Having heard ADV. SCHICKERLING, Counsel for the 1st Defendant, and MR. SCHROEDER, In Person, for the 1st and 2nd Plaintiffs, and having read the documents filed of record, and having taken into account that Mr Schroeder conceded that the pleadings do not raise a course of action:

 

IT IS ORDERED:

 

That the first defendant’s exception is hereby upheld with costs, which costs shall include the costs occasioned by the employment of one instructing counsel and one instructed counsel.

 

Thereafter, on 18 July 2011, after hearing the present application, I gave another ex tempore decision and made an order in the following terms:

 

The action instituted against the first defendant under Case No.
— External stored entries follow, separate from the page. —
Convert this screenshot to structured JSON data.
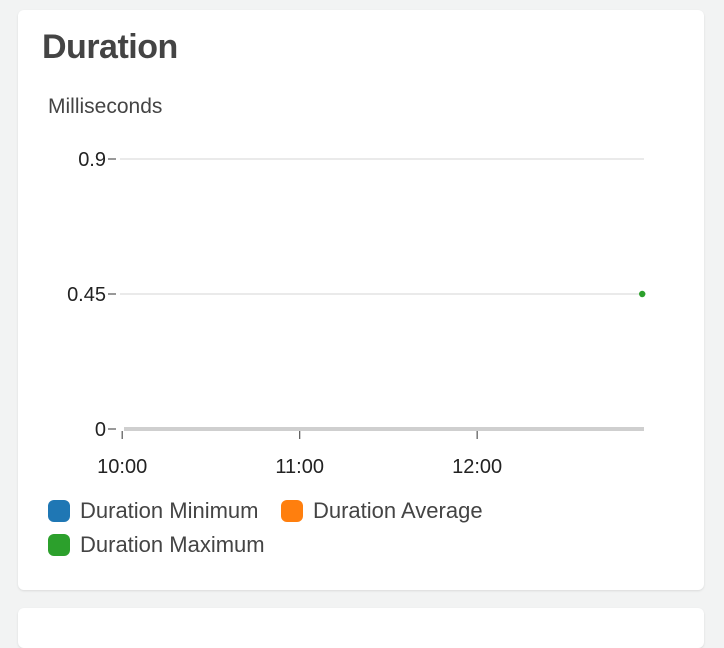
{
  "widget": {
    "title": "Duration",
    "unit_label": "Milliseconds"
  },
  "legend": [
    {
      "label": "Duration Minimum",
      "color": "#1f77b4"
    },
    {
      "label": "Duration Average",
      "color": "#ff7f0e"
    },
    {
      "label": "Duration Maximum",
      "color": "#2ca02c"
    }
  ],
  "chart_data": {
    "type": "line",
    "title": "Duration",
    "ylabel": "Milliseconds",
    "xlabel": "",
    "x_tick_labels": [
      "10:00",
      "11:00",
      "12:00"
    ],
    "x_tick_hours": [
      10,
      11,
      12
    ],
    "xlim": [
      9.92,
      12.94
    ],
    "y_tick_labels": [
      "0.9",
      "0.45",
      "0"
    ],
    "y_ticks": [
      0.9,
      0.45,
      0
    ],
    "ylim": [
      0,
      0.9
    ],
    "grid": true,
    "legend_position": "bottom",
    "series": [
      {
        "name": "Duration Minimum",
        "color": "#1f77b4",
        "points": []
      },
      {
        "name": "Duration Average",
        "color": "#ff7f0e",
        "points": []
      },
      {
        "name": "Duration Maximum",
        "color": "#2ca02c",
        "points": [
          {
            "x": 12.93,
            "y": 0.45
          }
        ]
      }
    ]
  }
}
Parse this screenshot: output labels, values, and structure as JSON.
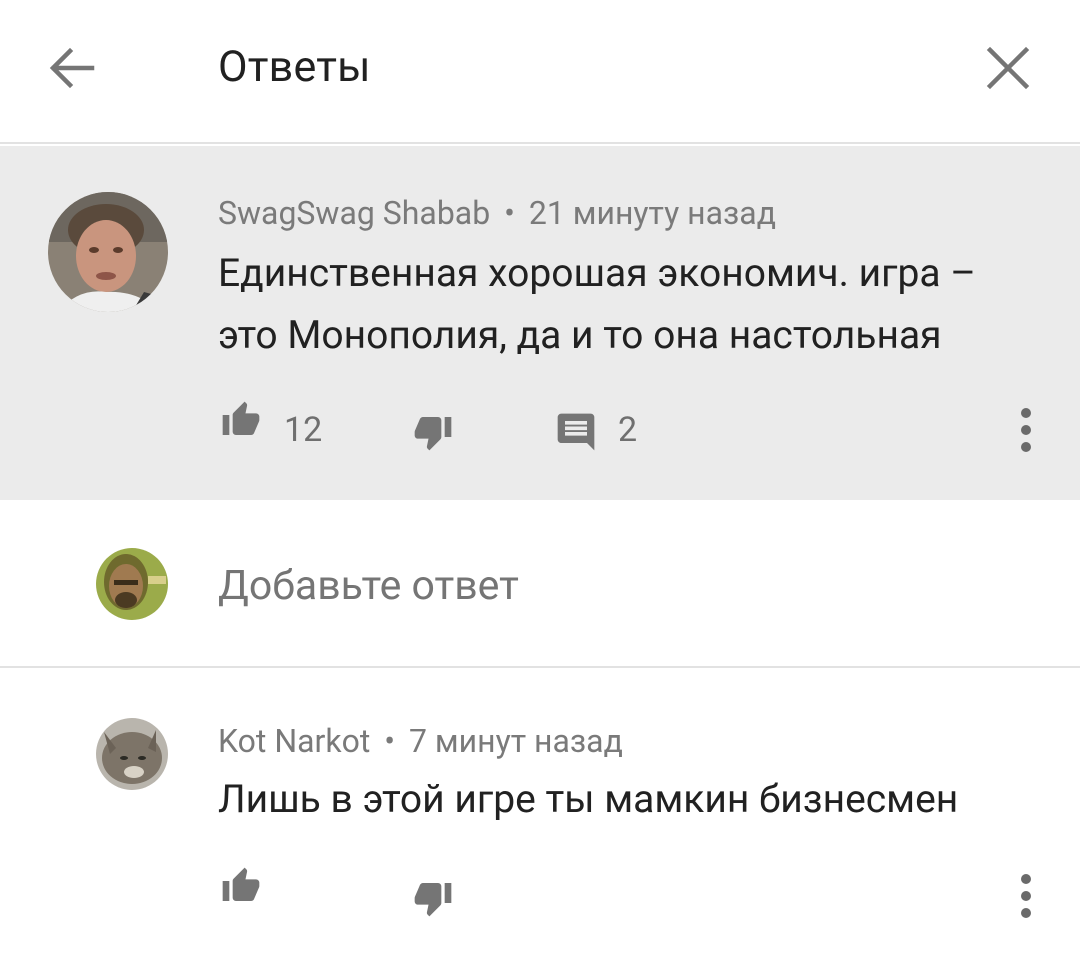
{
  "header": {
    "title": "Ответы",
    "back_icon": "arrow-back-icon",
    "close_icon": "close-icon"
  },
  "parent_comment": {
    "author": "SwagSwag Shabab",
    "separator": "•",
    "time": "21 минуту назад",
    "text_line1": "Единственная хорошая экономич. игра –",
    "text_line2": "это Монополия, да и то она настольная",
    "likes": "12",
    "replies": "2"
  },
  "reply_input": {
    "placeholder": "Добавьте ответ"
  },
  "replies": [
    {
      "author": "Kot Narkot",
      "separator": "•",
      "time": "7 минут назад",
      "text": "Лишь в этой игре ты мамкин бизнесмен"
    }
  ],
  "colors": {
    "highlight_bg": "#ebebeb",
    "icon": "#757575",
    "accent_dot": "#e53935"
  }
}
I 362/2010 is dismissed with costs, which costs shall include costs occasioned by the employment of one instructing counsel and one instructed counsel.

 

And the following are my reasons for so deciding and ordering on 18 July 2011.

 

[2] When the matter of Case No. I 471/2010 was called before Swanepoel J on 10 May 2011, the record of proceedings shows that there was an understanding between Mr Schroeder, in person, for the plaintiffs, and Mr Schickerling, counsel for the first defendant, that the said Case No. I471/2010 be set down together and heard together by me on the date of the hearing of the present matter (Case No. I 362/2010), that is, 18 July 2011. But Mr Schroeder took a great deal of time in his attempt to mislead this Court that he was not aware that Case No. I 362/2010 was set down to be heard on 18 July 2011, as aforesaid; and so he was not ready to deal with Case No. I 362/2010. But the record of proceedings of 10 May 2011 is clear: it debunks Mr Schroeder’s disingenuous attempt to mislead the Court. Mr Schroeder admitted in the present proceedings that he was in court before my brother Swanepoel J on 10 May 2011. The following exchange between the Court (Swanepoel J) and Mr Schroeder following upon the said understanding is instructive and buries Mr Schroeder’s feigned unawareness that Case No. I362/2010 was to be heard on 18 July 2011:

 

Court: Anything you want to reply to, Mr. Schroeder?

 

Mr Schroeder: My Lord, it is not a problem, we can set it down’

 

[3] In the present proceedings, Mr. Schickerling’s submission is short, crisp and straight to the point as follows. The first defendant’s exception was upheld, as aforementioned, and there is no motion for leave to amend, and so the first defendant is entitled to apply to the Court to dismiss the action against the first defendant. Mr Schroeder’s response is merely to say that he had not come to court to deal with Case No. I 362/2010 because there was no set down for the matter of Case No. I362/1010 to be heard on 18 July 2011. I have demonstrated previously that Mr Schroeder’s contention is, with respect, palpably wrong. He was aware that the matter of Case No. I362/2010 was set down to be heard on 18 July 2011. He did not deal with the matter at hand when he was given the opportunity to do so (i.e. Case No. I362/2010) at the hearing because, as I see it, he came to court with the settled intention to tell the Court that he was not aware of the set down date, and be done with, which mendacity, I have rejected previously.

 

[4] I have given due consideration to Mr Schickerling’s submission; and I accept it. It has been held that where an exception to a combined summons is upheld and there is no motion for leave to amend, it is proper for the court, on application for dismissal, to dismiss the action; as I do (see Herbstein and Van Winsen: The Civil Practice of the High Courts of South Africa, 5th edn: p 646, and the cases there cited).

 

[5] Whereupon, the action instituted against the first defendant under Case No. I 362/2010 was dismissed with costs, vide supra.

 

 

 

__________________

PARKER J

 

 

ON BEHALF OF THE FIRST AND SECOND PLAINTIFFS:

 

Mr Fredrich Willy Schroeder

(in person)

 

 

COUNSEL ON BEHALF OF THE FIRST DEFENDANT:

 

Adv. Schickerling

 

Instructed by: Van der Merwe-Greeff Inc.